The Federal Reserve Board of Governors found that by mid-2019, increased input costs related to the steel and aluminum tariffs were associated with 0.6% fewer jobs in the manufacturing sector. Based on those figures, Russ and Harvard University economics doctoral student Lydia Cox found that equated to about 75,000 fewer jobs in manufacturing. That figure did not include additional losses experienced by U.S. exporters that faced tariffs levied by other countries in retaliation.

"It is hard to find a plausible explanation for how levying a tax on a key input for the auto industry would have been beneficial to the auto industry," Russ said.

Kristin Dziczek, vice president of industry, labor and economics at the Center for Automotive Research, told Reuters in October 2020 that the tariffs hurt the industry.
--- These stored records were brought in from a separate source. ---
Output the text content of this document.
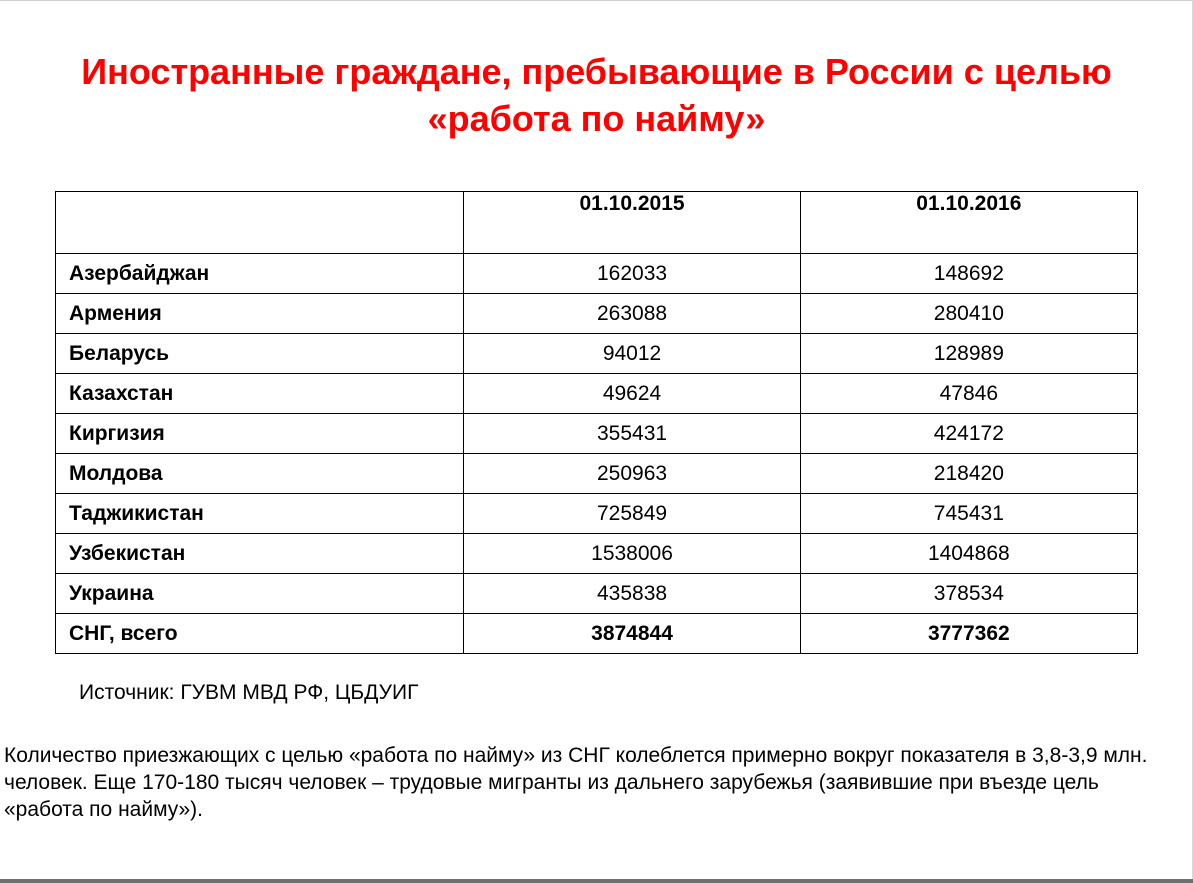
Иностранные граждане, пребывающие в России с целью «работа по найму»
	01.10.2015	01.10.2016
Азербайджан	162033	148692
Армения	263088	280410
Беларусь	94012	128989
Казахстан	49624	47846
Киргизия	355431	424172
Молдова	250963	218420
Таджикистан	725849	745431
Узбекистан	1538006	1404868
Украина	435838	378534
СНГ, всего	3874844	3777362

Источник: ГУВМ МВД РФ, ЦБДУИГ

Количество приезжающих с целью «работа по найму» из СНГ колеблется примерно вокруг показателя в 3,8-3,9 млн. человек. Еще 170-180 тысяч человек – трудовые мигранты из дальнего зарубежья (заявившие при въезде цель «работа по найму»).
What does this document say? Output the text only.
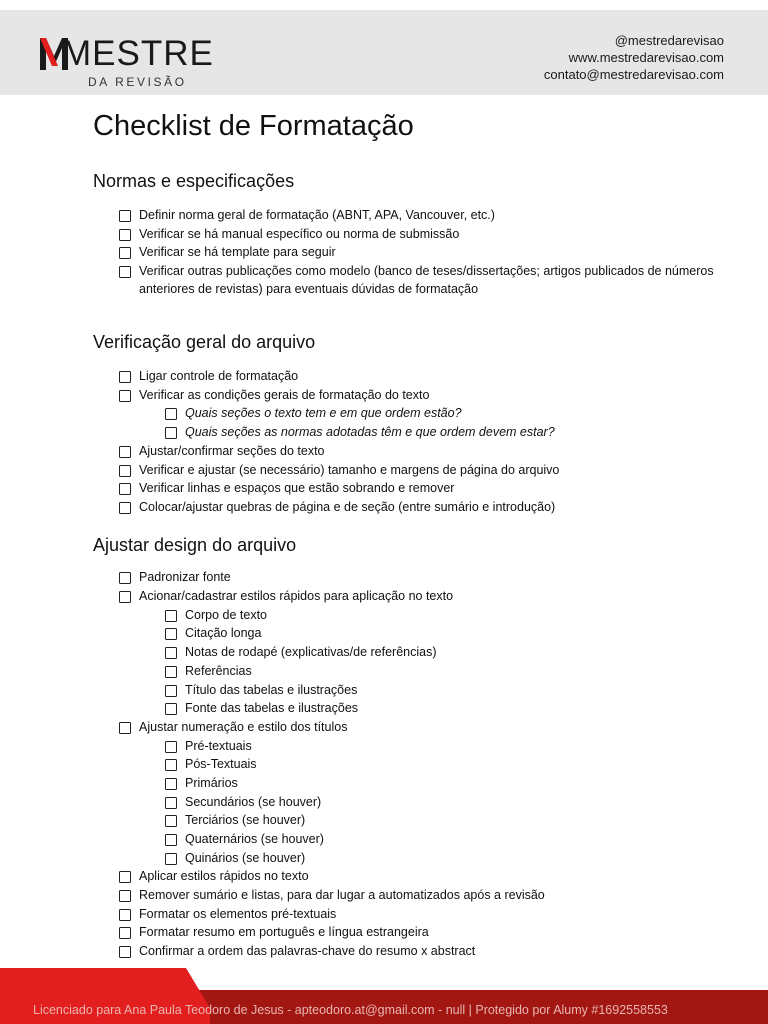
MESTRE
DA REVISÃO
@mestredarevisao
www.mestredarevisao.com
contato@mestredarevisao.com
Checklist de Formatação
Normas e especificações
Definir norma geral de formatação (ABNT, APA, Vancouver, etc.)
Verificar se há manual específico ou norma de submissão
Verificar se há template para seguir
Verificar outras publicações como modelo (banco de teses/dissertações; artigos publicados de números anteriores de revistas) para eventuais dúvidas de formatação
Verificação geral do arquivo
Ligar controle de formatação
Verificar as condições gerais de formatação do texto
Quais seções o texto tem e em que ordem estão?
Quais seções as normas adotadas têm e que ordem devem estar?
Ajustar/confirmar seções do texto
Verificar e ajustar (se necessário) tamanho e margens de página do arquivo
Verificar linhas e espaços que estão sobrando e remover
Colocar/ajustar quebras de página e de seção (entre sumário e introdução)
Ajustar design do arquivo
Padronizar fonte
Acionar/cadastrar estilos rápidos para aplicação no texto
Corpo de texto
Citação longa
Notas de rodapé (explicativas/de referências)
Referências
Título das tabelas e ilustrações
Fonte das tabelas e ilustrações
Ajustar numeração e estilo dos títulos
Pré-textuais
Pós-Textuais
Primários
Secundários (se houver)
Terciários (se houver)
Quaternários (se houver)
Quinários (se houver)
Aplicar estilos rápidos no texto
Remover sumário e listas, para dar lugar a automatizados após a revisão
Formatar os elementos pré-textuais
Formatar resumo em português e língua estrangeira
Confirmar a ordem das palavras-chave do resumo x abstract
Licenciado para Ana Paula Teodoro de Jesus - apteodoro.at@gmail.com - null | Protegido por Alumy #1692558553
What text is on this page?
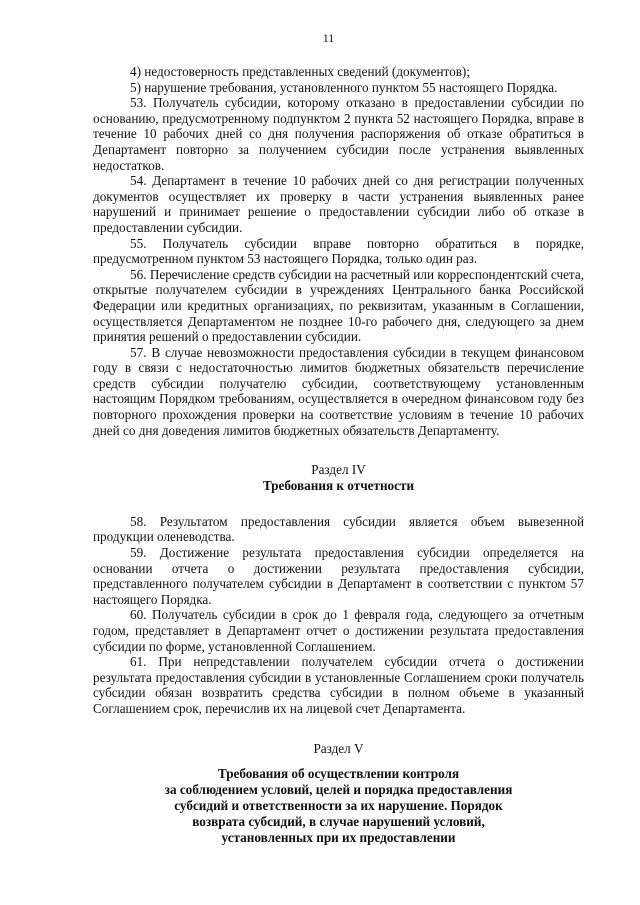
11

4) недостоверность представленных сведений (документов);

5) нарушение требования, установленного пунктом 55 настоящего Порядка.

53. Получатель субсидии, которому отказано в предоставлении субсидии по основанию, предусмотренному подпунктом 2 пункта 52 настоящего Порядка, вправе в течение 10 рабочих дней со дня получения распоряжения об отказе обратиться в Департамент повторно за получением субсидии после устранения выявленных недостатков.

54. Департамент в течение 10 рабочих дней со дня регистрации полученных документов осуществляет их проверку в части устранения выявленных ранее нарушений и принимает решение о предоставлении субсидии либо об отказе в предоставлении субсидии.

55. Получатель субсидии вправе повторно обратиться в порядке, предусмотренном пунктом 53 настоящего Порядка, только один раз.

56. Перечисление средств субсидии на расчетный или корреспондентский счета, открытые получателем субсидии в учреждениях Центрального банка Российской Федерации или кредитных организациях, по реквизитам, указанным в Соглашении, осуществляется Департаментом не позднее 10-го рабочего дня, следующего за днем принятия решений о предоставлении субсидии.

57. В случае невозможности предоставления субсидии в текущем финансовом году в связи с недостаточностью лимитов бюджетных обязательств перечисление средств субсидии получателю субсидии, соответствующему установленным настоящим Порядком требованиям, осуществляется в очередном финансовом году без повторного прохождения проверки на соответствие условиям в течение 10 рабочих дней со дня доведения лимитов бюджетных обязательств Департаменту.

Раздел IV
Требования к отчетности

58. Результатом предоставления субсидии является объем вывезенной продукции оленеводства.

59. Достижение результата предоставления субсидии определяется на основании отчета о достижении результата предоставления субсидии, представленного получателем субсидии в Департамент в соответствии с пунктом 57 настоящего Порядка.

60. Получатель субсидии в срок до 1 февраля года, следующего за отчетным годом, представляет в Департамент отчет о достижении результата предоставления субсидии по форме, установленной Соглашением.

61. При непредставлении получателем субсидии отчета о достижении результата предоставления субсидии в установленные Соглашением сроки получатель субсидии обязан возвратить средства субсидии в полном объеме в указанный Соглашением срок, перечислив их на лицевой счет Департамента.

Раздел V
Требования об осуществлении контроля
за соблюдением условий, целей и порядка предоставления
субсидий и ответственности за их нарушение. Порядок
возврата субсидий, в случае нарушений условий,
установленных при их предоставлении
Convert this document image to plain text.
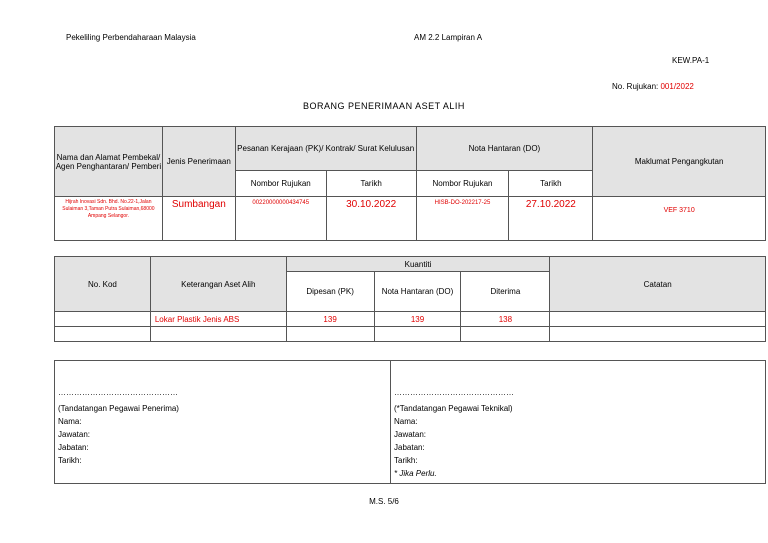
Pekeliling Perbendaharaan Malaysia	AM 2.2 Lampiran A
KEW.PA-1
No. Rujukan: 001/2022
BORANG PENERIMAAN ASET ALIH
Nama dan Alamat Pembekal/ Agen Penghantaran/ Pemberi	Jenis Penerimaan	Pesanan Kerajaan (PK)/ Kontrak/ Surat Kelulusan		Nota Hantaran (DO)		Maklumat Pengangkutan
		Nombor Rujukan	Tarikh	Nombor Rujukan	Tarikh	
Hijrah Inovasi Sdn. Bhd. No.22-1,Jalan Sulaiman 3,Taman Putra Sulaiman,68000 Ampang Selangor.	Sumbangan	00220000000434745	30.10.2022	HISB-DO-202217-25	27.10.2022	VEF 3710
No. Kod	Keterangan Aset Alih	Kuantiti			Catatan
		Dipesan (PK)	Nota Hantaran (DO)	Diterima	
	Lokar Plastik Jenis ABS	139	139	138	

………………………………………
(Tandatangan Pegawai Penerima)
Nama:
Jawatan:
Jabatan:
Tarikh:
………………………………………
(*Tandatangan Pegawai Teknikal)
Nama:
Jawatan:
Jabatan:
Tarikh:
* Jika Perlu.
M.S. 5/6
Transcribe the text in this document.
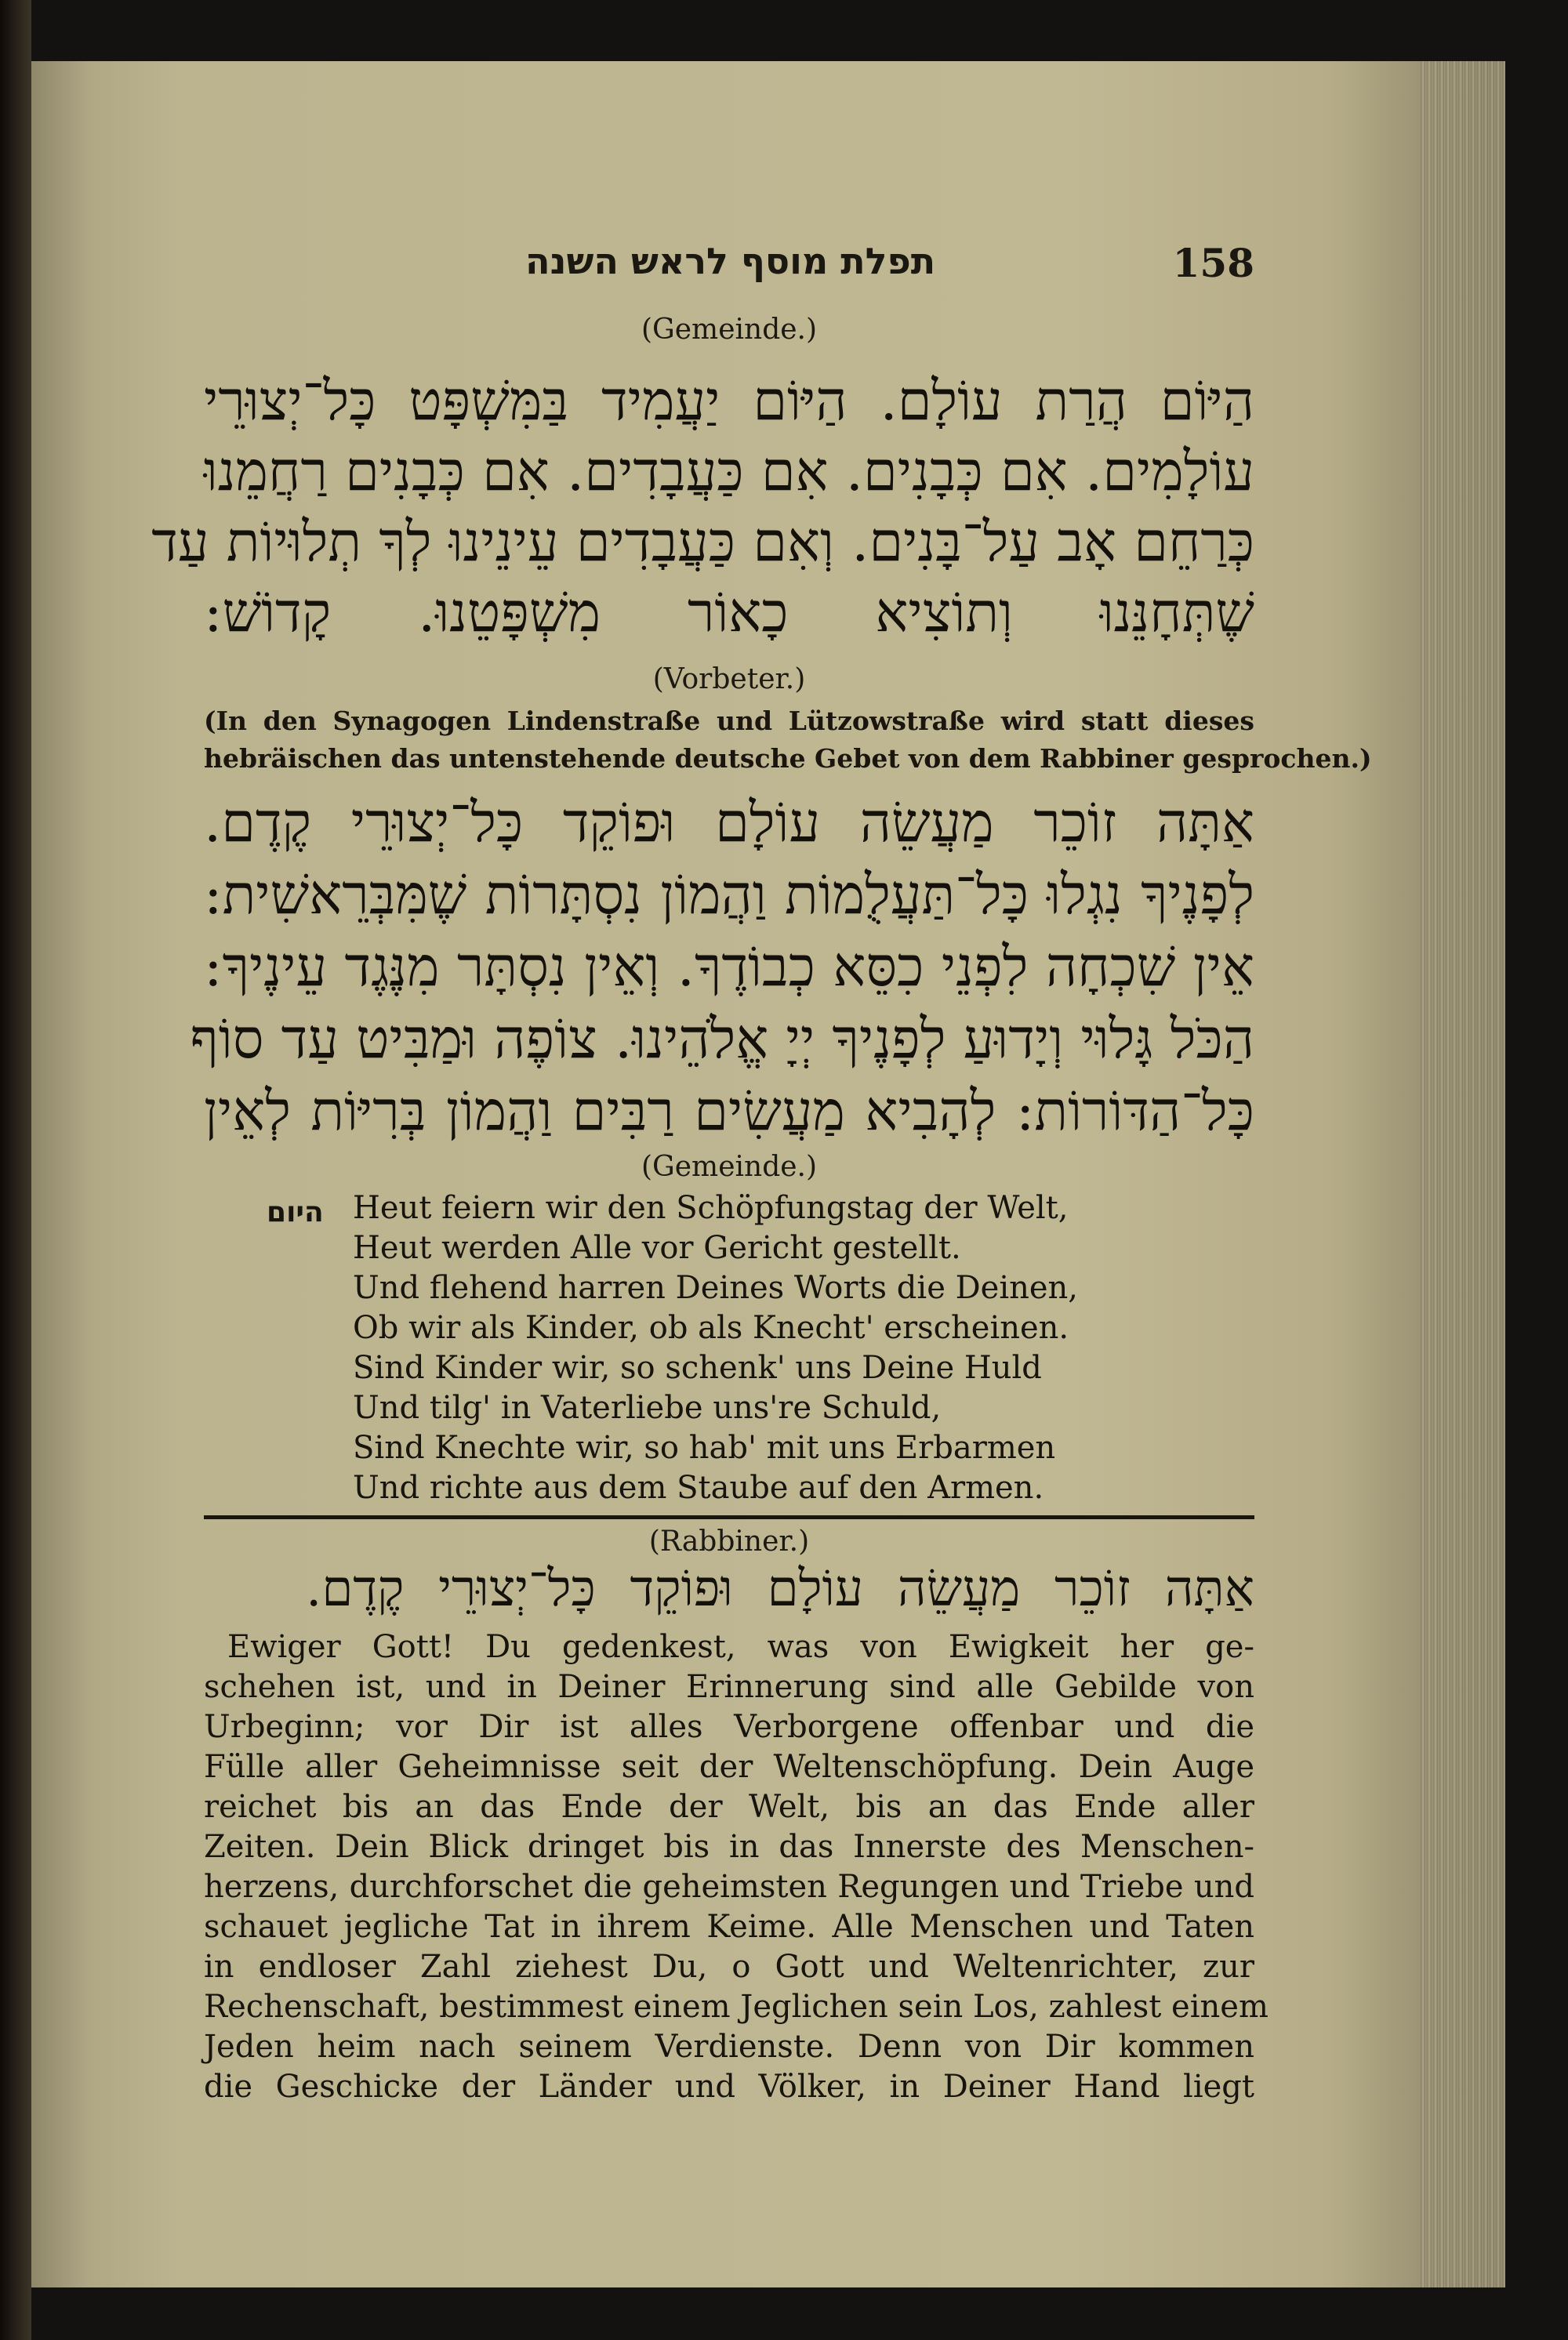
תפלת מוסף לראש השנה	158
(Gemeinde.)
הַיּוֹם הֲרַת עוֹלָם. הַיּוֹם יַעֲמִיד בַּמִּשְׁפָּט כָּל־יְצוּרֵי
עוֹלָמִים. אִם כְּבָנִים. אִם כַּעֲבָדִים. אִם כְּבָנִים רַחֲמֵנוּ
כְּרַחֵם אָב עַל־בָּנִים. וְאִם כַּעֲבָדִים עֵינֵינוּ לְךָ תְלוּיוֹת עַד
שֶׁתְּחָנֵּנוּ וְתוֹצִיא כָאוֹר מִשְׁפָּטֵנוּ. קָדוֹשׁ:
(Vorbeter.)
(In den Synagogen Lindenstraße und Lützowstraße wird statt dieses
hebräischen das untenstehende deutsche Gebet von dem Rabbiner gesprochen.)
אַתָּה זוֹכֵר מַעֲשֵׂה עוֹלָם וּפוֹקֵד כָּל־יְצוּרֵי קֶדֶם.
לְפָנֶיךָ נִגְלוּ כָּל־תַּעֲלֻמוֹת וַהֲמוֹן נִסְתָּרוֹת שֶׁמִּבְּרֵאשִׁית:
אֵין שִׁכְחָה לִפְנֵי כִסֵּא כְבוֹדֶךָ. וְאֵין נִסְתָּר מִנֶּגֶד עֵינֶיךָ:
הַכֹּל גָּלוּי וְיָדוּעַ לְפָנֶיךָ יְיָ אֱלֹהֵינוּ. צוֹפֶה וּמַבִּיט עַד סוֹף
כָּל־הַדּוֹרוֹת: לְהָבִיא מַעֲשִׂים רַבִּים וַהֲמוֹן בְּרִיּוֹת לְאֵין
(Gemeinde.)
היום Heut feiern wir den Schöpfungstag der Welt,
Heut werden Alle vor Gericht gestellt.
Und flehend harren Deines Worts die Deinen,
Ob wir als Kinder, ob als Knecht' erscheinen.
Sind Kinder wir, so schenk' uns Deine Huld
Und tilg' in Vaterliebe uns're Schuld,
Sind Knechte wir, so hab' mit uns Erbarmen
Und richte aus dem Staube auf den Armen.
(Rabbiner.)
אַתָּה זוֹכֵר מַעֲשֵׂה עוֹלָם וּפוֹקֵד כָּל־יְצוּרֵי קֶדֶם.
Ewiger Gott! Du gedenkest, was von Ewigkeit her ge-
schehen ist, und in Deiner Erinnerung sind alle Gebilde von
Urbeginn; vor Dir ist alles Verborgene offenbar und die
Fülle aller Geheimnisse seit der Weltenschöpfung. Dein Auge
reichet bis an das Ende der Welt, bis an das Ende aller
Zeiten. Dein Blick dringet bis in das Innerste des Menschen-
herzens, durchforschet die geheimsten Regungen und Triebe und
schauet jegliche Tat in ihrem Keime. Alle Menschen und Taten
in endloser Zahl ziehest Du, o Gott und Weltenrichter, zur
Rechenschaft, bestimmest einem Jeglichen sein Los, zahlest einem
Jeden heim nach seinem Verdienste. Denn von Dir kommen
die Geschicke der Länder und Völker, in Deiner Hand liegt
GM, Ford and Fiat Chrysler, now part of Stellantis, all have closed plants in Michigan since 2018, the year the tariffs were imposed. GM and Ford paid $1 billion each in increased steel costs in 2018.

We found accumulating evidence that Trump’s tariff strategy backfired. A December 2020 summary from the Congressional Research Service, Congress’ nonpartisan policy arm, said most studies "suggest a negative overall effect on U.S. gross domestic product (GDP) as a result of the tariffs" and that most studies found U.S. consumers and companies "bore nearly the entire increased costs associated with the tariffs."

Our ruling

Trump said that when he took office, "the auto industry was on its knees, gasping its last breaths" and that his administration's "tariffs and taxes saved the American auto industry from extinction."

Trump is wrong on both counts. Actions by the Bush and Obama administrations helped revive the auto industry.

Most of Trump’s trade deals and tariffs hurt the industry or had no significant impact. His tariffs on steel and aluminum hurt significantly.

We rate this statement False.

PolitiFact senior correspondent Jon Greenberg contributed to this report.